The Simpsons (Classic): "Bart the General"
No figure in The Simpsons is as steeped in mystery, myth and legend as John Swartzwelder. He's one of the most overlooked and unknown comic geniuses around. He’s as wily and elusive as Bigfoot, as daring as a Yeti and as fantastical as the chupacabra. He’s scored far more writing credits than any other writer in Simpsons history yet he’s seldom been photographed. He doesn’t do interviews. He doesn’t do audio commentaries.
He’s self-published a series of science fiction and detective novels via his Kennydale books, perhaps because he’s not the type to go press the flesh and smile pretty at book signings or go on Fresh Air and jibber-jabber with Terry Gross about his craft. It seems wrong that a guy like me is able to write three books for a classy outfit like Scribner while a comic God like Swartzwelder engages in self-publishing.
“Bart the General” marks the very first of Swartzwelder’s record-setting fifty-nine Simpsons episodes. The J.D Salinger of the television comedy-writing world’s maiden exploration of Springfield concerns an incident of schoolyard bullying that escalates into full-scale warfare.
The tomfoolery begins when Bart accidentally ends up bloodying Nelson Muntz’s nose during a cupcake-related scuffle. Muntz isn’t used to being covered in his own blood instead of those of his victims so he subjects Bart to a vicious beatdown. When Bart returns home in disgrace there’s a great gag that exemplifies The Simpsons’ genius for simultaneously exploiting and subverting sentimentality and for defying expectations. At the sight of his son in tears, Homer tenderly offers to wipe the tears from his eyes, then sticks a hairdryer in Bart’s face that transforms his visage into a grim mask of pain and discomfort.
Marge advises Bart to go to the proper authority but Homer tells him that snitching violates the schoolyard code, which dictates that people who are different must always be mocked and that it’s never wise to express an opinion unless you’re absolutely sure everyone else agrees with you. He also admonishes Bart to kick Nelson in the crotch, a tactic that proves useless when he’s unable to get within a foot of the bully’s body.
In desperation, Homer and Bart go to the toughest Simpson: grandpa. Grandpa’s introduction is a thing of beauty: he’s first seen in a fit of rage pounding away at a typewriter as he angrily demands that senior citizens be portrayed in the media as they really are: angry, resentful fuddy duddies who pine desperately for the old days when entertainment was bland and inoffensive, not as sexy, dynamic, fun-loving party animals.

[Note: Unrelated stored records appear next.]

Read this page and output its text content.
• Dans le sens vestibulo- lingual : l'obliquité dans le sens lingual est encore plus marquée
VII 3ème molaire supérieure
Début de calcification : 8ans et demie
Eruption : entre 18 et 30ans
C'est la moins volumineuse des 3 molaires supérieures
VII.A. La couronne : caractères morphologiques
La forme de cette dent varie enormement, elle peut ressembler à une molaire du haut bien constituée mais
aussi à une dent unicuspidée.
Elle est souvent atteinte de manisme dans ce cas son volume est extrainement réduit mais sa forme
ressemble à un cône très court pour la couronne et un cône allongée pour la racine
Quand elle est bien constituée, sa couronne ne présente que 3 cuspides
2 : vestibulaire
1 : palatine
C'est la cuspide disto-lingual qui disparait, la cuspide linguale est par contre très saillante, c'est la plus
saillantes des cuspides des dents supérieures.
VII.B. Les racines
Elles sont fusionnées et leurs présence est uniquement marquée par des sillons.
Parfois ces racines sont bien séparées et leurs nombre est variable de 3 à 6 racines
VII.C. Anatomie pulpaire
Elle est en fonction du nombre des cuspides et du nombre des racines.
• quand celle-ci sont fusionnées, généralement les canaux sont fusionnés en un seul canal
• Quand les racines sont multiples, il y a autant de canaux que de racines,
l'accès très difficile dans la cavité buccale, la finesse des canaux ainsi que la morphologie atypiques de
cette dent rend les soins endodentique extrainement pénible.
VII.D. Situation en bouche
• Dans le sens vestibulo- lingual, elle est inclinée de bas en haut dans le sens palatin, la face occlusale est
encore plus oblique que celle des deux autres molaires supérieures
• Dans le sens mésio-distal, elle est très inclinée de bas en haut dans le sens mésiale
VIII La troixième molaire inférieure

In less than a minute, the fevered monologue defines grandpa: his impotent rage, his pointless nostalgia, his jaundiced take on the modern world and irascible fighting spirit. Such economy! Such wit! Such precision! Grandpa recommends enlisting the service of Herman, a spooky, one-armed kook who works at a military supplies stores and peddles Nazi underwear.
Under Herman’s leadership, Bart quickly becomes a pint-sized George S. Patton. He brings together a motley coalition of bullied Poindexters willing to band together to put an end to Nelson’s bullying once and for all.
Speaking of George S. Patton, there’s a gag in today’s episode that illustrates why The Simpsons’ pop-culture references, at least in the early going, occupied a higher evolutionary plane than those found on Family Guy.
Bart tries to console a freaked-out soldier in his homegrown army of angry geeks but when the scared tyke begins to spazz out Bart slaps him. This angers Grandpa, who tells Bart that a general can send his men off a cliff, he can send them on a suicide mission, he can send them to die on some godforsaken rock but for some inexplicable reason, he can’t slap his own men.
This is a reference to the famous scene in Patton where the titular general smacks one of his own men. If this were Family Guy the joke would begin and end with having a character recreate a well-known bit from television or movies. It’s pop-culture reference-as-punchline. On this episode, however, the pleasant jolt of recognition that comes with a successful pop culture reference is only the beginning of a smart, satirical and scathing critique of a military mindset where generals who send tens of thousands of men to die are considered heroes while a general who slaps a soldier is considered a dangerous, volatile loose cannon.
Bart and his guerrilla battalion of geeks emerge victorious but the battle is far from over. Hell, it continues to this day. There’s something endearingly old-fashioned and All-American about Swartzwelder’s aesthetic, especially in a fantasy sequence where Bart, like Tom Sawyer before him, witnesses his own funeral; Homer is psyched to get a day off from work and needs to be coached to express sadness over his only son’s death while Nelson gets in one last punch. Ambitious satire, heart and corpse-punching; even in its rough beginnings, The Simpsons was like nothing else on television.